*When in Rome Do as the Romans Do!* This friend was a little more gung-ho than your average Akira, but it shows you just how far this tradition extends itself into everyday life. I had one friend who was so particular about this custom, he would insist on me taking off my shoes before getting into his car. *When in Rome, Do as the Romans Do!* There were places I thought were abnormal for taking off my shoes like kindergartens, eating establishments, bowling alleys, karaoke rooms, lots of weird places you wouldn’t even think of taking your shoes off at in America, even the bathroom at bars and weirder places yet. Yes! This was one of those times that if the whole Japanese country were going to jump off the cliff I was going to jump too. I followed the custom at first only because every one else was doing it. When I first got to Japan it was awkward at first to take off my shoes, because I had shoes with laces and it was mendoukusai (tedious) when I left to tie my shoes up again after just un-tying them when I arrived. Like other countries of the East, the Japanese take off their shoes before entering houses, dwellings, apartments, condo’s, etc. Shoes are great, but in Japan, shoes can become cumbersome due to the limitations on living spaces, but more importantly the act of taking off one’s shoes before entering a home or dwelling is a tradition. Well that sort of thing wouldn’t happen in Japan. Also I remember accidentally stepping on some doggy doo and accidentally walking all over my mom’s carpets and then jumping on my bed.
#Japanese karaoke romaji full#
I am full blooded American and can remember as a kid going to sleep in my shoes a couple of times. Before you step foot inside a Japanese dwelling you must take off your shoes. You can keep your shoes on all day in America. In America, we wouldn’t have this problem because Americans go everywhere in their shoes, and it doesn’t matter, because you never have to take them off. Like incense rising up from the depths of odor hell, your friend subjugates everyone to that wretched, didn’t mean to know you, go home! Take a bath! Wash your feet! That wretched friendly scent of your friend’s sweaty polyester, fibrous odor drip that is by now smelling all too familiar.
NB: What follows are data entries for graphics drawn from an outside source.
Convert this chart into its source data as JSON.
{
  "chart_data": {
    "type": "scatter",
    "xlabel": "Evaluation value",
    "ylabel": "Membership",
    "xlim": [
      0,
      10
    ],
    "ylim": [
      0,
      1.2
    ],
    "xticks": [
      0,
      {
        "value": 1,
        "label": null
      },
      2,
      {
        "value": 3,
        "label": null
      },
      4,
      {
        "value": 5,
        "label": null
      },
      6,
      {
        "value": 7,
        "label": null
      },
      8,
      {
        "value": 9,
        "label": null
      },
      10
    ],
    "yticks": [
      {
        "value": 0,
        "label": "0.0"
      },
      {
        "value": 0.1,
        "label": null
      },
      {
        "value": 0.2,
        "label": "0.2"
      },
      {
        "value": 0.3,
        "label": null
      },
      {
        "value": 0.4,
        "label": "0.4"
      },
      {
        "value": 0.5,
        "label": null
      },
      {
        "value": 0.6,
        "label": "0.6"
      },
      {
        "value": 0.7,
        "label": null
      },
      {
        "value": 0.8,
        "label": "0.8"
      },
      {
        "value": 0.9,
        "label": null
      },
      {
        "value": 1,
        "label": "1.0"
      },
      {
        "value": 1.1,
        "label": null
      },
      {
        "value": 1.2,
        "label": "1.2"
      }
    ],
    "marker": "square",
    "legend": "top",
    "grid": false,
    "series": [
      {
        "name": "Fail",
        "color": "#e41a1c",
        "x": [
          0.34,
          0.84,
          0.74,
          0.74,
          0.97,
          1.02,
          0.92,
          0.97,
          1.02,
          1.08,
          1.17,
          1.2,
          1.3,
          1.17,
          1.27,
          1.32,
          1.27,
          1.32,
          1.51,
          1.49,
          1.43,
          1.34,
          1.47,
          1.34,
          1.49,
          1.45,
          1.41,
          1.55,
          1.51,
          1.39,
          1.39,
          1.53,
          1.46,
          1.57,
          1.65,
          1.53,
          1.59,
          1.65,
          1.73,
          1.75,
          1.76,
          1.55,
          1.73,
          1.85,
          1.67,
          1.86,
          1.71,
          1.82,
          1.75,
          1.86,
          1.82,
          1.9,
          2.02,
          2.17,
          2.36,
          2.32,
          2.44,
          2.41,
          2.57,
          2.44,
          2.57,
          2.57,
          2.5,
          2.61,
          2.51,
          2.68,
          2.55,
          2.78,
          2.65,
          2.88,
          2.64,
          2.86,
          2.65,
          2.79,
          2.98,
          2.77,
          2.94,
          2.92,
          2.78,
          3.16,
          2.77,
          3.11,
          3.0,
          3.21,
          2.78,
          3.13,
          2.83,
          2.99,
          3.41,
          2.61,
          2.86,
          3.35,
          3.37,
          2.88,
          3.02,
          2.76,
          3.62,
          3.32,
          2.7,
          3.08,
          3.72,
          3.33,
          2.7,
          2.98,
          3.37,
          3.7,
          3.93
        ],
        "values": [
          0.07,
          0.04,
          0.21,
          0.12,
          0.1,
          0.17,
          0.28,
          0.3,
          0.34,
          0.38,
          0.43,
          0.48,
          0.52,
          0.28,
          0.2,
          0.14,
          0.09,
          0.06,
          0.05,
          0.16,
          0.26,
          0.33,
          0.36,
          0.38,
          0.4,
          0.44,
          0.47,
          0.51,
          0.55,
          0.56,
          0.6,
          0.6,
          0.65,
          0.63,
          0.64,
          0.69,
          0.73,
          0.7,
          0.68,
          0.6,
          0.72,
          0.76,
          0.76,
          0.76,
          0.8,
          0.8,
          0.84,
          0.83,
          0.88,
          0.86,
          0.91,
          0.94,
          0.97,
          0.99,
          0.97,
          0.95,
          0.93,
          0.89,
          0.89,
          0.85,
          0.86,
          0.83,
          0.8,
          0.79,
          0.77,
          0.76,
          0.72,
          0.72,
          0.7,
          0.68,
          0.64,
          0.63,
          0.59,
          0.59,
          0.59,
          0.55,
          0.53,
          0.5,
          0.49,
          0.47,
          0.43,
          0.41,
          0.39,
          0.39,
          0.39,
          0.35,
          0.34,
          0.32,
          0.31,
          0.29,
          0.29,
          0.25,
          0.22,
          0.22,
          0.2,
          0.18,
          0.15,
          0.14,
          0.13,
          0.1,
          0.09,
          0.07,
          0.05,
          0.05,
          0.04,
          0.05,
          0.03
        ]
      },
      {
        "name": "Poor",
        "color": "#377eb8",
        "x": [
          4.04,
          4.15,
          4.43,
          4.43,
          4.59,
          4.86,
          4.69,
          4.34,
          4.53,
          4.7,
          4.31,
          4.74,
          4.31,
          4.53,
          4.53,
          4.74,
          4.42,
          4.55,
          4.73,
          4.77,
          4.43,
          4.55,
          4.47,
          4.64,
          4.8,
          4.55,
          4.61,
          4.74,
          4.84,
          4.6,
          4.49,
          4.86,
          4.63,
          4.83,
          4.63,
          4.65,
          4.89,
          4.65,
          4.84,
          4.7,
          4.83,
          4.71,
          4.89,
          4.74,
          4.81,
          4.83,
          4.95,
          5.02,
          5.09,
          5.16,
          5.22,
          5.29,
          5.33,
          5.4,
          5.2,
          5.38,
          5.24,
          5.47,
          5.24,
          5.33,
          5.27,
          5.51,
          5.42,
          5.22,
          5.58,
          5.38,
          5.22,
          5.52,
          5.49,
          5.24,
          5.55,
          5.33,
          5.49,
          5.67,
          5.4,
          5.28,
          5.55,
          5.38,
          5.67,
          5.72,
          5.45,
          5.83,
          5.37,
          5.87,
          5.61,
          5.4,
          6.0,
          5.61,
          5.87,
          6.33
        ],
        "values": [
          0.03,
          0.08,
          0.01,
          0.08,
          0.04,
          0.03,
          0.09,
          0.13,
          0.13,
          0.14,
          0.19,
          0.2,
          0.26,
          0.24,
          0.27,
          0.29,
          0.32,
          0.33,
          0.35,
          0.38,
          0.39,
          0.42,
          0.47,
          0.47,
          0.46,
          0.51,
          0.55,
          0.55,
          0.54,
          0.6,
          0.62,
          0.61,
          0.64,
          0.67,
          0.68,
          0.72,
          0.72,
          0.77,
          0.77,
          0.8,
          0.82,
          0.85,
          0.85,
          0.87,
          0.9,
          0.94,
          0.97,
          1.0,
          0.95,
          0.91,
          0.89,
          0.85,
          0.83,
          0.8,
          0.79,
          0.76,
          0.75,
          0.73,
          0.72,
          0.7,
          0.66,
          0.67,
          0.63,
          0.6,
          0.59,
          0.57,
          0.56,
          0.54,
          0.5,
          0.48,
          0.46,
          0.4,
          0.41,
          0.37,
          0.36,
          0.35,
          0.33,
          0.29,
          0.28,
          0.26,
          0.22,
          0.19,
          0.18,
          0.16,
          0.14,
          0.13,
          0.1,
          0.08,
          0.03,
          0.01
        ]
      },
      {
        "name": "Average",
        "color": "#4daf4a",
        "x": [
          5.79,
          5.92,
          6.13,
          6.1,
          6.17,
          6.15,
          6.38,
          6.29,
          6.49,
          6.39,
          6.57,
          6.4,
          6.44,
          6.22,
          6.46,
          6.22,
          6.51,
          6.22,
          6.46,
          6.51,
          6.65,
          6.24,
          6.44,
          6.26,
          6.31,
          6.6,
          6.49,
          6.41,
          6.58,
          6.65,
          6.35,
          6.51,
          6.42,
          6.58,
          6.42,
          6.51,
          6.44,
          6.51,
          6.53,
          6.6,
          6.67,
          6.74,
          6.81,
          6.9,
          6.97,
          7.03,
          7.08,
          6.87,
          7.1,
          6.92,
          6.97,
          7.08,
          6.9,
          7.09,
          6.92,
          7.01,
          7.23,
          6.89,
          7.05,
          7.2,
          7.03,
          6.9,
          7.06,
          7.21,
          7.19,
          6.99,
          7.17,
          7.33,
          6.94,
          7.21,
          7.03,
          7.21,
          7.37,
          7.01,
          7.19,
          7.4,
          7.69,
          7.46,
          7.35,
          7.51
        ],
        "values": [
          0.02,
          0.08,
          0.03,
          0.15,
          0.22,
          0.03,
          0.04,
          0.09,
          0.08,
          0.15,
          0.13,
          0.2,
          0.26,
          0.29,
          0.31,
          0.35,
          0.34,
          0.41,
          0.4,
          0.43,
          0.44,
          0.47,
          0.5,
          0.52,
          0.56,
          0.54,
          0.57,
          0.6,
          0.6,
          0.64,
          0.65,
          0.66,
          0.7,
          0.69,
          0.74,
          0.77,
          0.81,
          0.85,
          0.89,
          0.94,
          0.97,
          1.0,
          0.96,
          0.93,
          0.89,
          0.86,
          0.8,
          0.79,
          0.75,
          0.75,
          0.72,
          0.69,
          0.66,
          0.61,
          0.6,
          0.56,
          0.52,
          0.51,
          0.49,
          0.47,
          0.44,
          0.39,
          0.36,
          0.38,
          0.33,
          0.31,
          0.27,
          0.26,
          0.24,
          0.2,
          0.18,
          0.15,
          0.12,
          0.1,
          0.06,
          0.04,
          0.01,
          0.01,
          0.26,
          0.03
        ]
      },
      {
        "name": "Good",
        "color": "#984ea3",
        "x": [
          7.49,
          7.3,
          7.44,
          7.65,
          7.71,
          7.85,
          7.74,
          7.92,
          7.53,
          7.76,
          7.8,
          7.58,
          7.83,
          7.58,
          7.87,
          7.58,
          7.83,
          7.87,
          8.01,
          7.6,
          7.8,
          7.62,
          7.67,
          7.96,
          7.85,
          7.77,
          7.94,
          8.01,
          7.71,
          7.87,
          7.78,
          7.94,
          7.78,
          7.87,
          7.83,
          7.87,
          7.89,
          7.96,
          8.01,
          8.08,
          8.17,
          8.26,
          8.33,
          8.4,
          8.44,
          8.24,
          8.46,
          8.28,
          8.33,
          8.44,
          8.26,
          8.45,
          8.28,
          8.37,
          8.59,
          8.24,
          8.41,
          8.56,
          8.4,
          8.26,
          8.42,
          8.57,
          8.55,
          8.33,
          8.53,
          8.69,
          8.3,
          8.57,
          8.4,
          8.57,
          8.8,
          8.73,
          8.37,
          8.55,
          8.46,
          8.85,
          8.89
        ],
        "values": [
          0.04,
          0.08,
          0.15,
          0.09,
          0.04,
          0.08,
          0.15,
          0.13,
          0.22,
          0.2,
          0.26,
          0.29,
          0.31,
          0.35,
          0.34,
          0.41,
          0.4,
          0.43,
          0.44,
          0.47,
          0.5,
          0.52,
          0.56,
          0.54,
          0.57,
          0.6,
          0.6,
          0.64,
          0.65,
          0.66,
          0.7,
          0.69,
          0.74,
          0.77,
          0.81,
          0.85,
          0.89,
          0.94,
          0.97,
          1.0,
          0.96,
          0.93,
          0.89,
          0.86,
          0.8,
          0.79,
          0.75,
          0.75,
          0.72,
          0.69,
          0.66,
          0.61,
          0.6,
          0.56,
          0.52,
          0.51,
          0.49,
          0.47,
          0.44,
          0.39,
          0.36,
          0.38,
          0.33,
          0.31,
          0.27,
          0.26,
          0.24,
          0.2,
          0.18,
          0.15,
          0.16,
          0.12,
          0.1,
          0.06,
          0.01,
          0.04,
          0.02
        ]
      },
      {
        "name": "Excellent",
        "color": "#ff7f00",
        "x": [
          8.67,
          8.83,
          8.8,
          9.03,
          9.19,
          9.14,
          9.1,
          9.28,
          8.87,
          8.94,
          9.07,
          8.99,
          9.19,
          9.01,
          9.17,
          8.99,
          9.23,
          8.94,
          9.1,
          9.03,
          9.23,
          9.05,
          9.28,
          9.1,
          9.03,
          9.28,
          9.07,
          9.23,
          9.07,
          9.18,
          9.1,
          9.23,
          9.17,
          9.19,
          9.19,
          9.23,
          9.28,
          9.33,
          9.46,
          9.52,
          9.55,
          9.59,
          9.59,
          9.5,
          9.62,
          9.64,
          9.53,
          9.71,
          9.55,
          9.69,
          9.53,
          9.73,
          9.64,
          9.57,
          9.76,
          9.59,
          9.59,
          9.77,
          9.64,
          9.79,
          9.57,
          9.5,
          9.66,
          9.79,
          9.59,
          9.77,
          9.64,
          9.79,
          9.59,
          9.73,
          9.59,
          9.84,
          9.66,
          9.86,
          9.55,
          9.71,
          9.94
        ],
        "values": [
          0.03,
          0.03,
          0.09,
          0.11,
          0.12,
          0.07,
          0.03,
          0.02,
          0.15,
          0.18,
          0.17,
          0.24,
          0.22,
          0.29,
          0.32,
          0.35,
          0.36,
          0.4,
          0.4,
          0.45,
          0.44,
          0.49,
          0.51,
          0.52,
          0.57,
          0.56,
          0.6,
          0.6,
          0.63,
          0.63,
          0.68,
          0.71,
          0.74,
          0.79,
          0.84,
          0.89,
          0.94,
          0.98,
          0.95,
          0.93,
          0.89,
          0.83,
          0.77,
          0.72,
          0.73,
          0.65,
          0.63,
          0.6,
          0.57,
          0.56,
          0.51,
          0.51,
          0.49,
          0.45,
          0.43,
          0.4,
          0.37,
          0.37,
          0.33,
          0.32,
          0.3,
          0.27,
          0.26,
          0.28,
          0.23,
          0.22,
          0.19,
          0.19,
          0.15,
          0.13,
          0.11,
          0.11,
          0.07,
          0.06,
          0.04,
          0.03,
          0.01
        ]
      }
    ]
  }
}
Because it can get pretty chilly in the winter, are all gathered around a nice, warm, and fluffy kotatsu ((quilted) electric blanket \ table), to play the card game buta no shippo (Pig’s tail) Oh no! Not that smells again. Let’s imagine we are in Japan at a small gathering of some friends. How atrocious! How outrageous! I thought to myself, be-gone you foul beast at once! Come back when you can be more civilized, or at least when your feet aren't noticeable to the olfactory senses at the distance of 6 feet. I would be embarrassed for him and me, because I thought that I could control the way things smelled on other people or something, but alas I couldn’t.Ĭan you imagine eating at the dinner table or trying to have candid conversation with some new friends you just met only to find out the friend you had brought didn’t have control on his feet hygiene and the odor most unbearable. I can’t really tell you if the odor emanated from his feet, or his socks, because, well it didn’t matter they both stunk.

The smell of his feet could cut through a stable full of horses and cattle chewing their cud. A Brief History of the tradition of the Japanese Genkan.ĭuring my first stay in Japan, I used to get embarrassed because my American friend’s feet would give off the most putrid of odors, and for long distances too.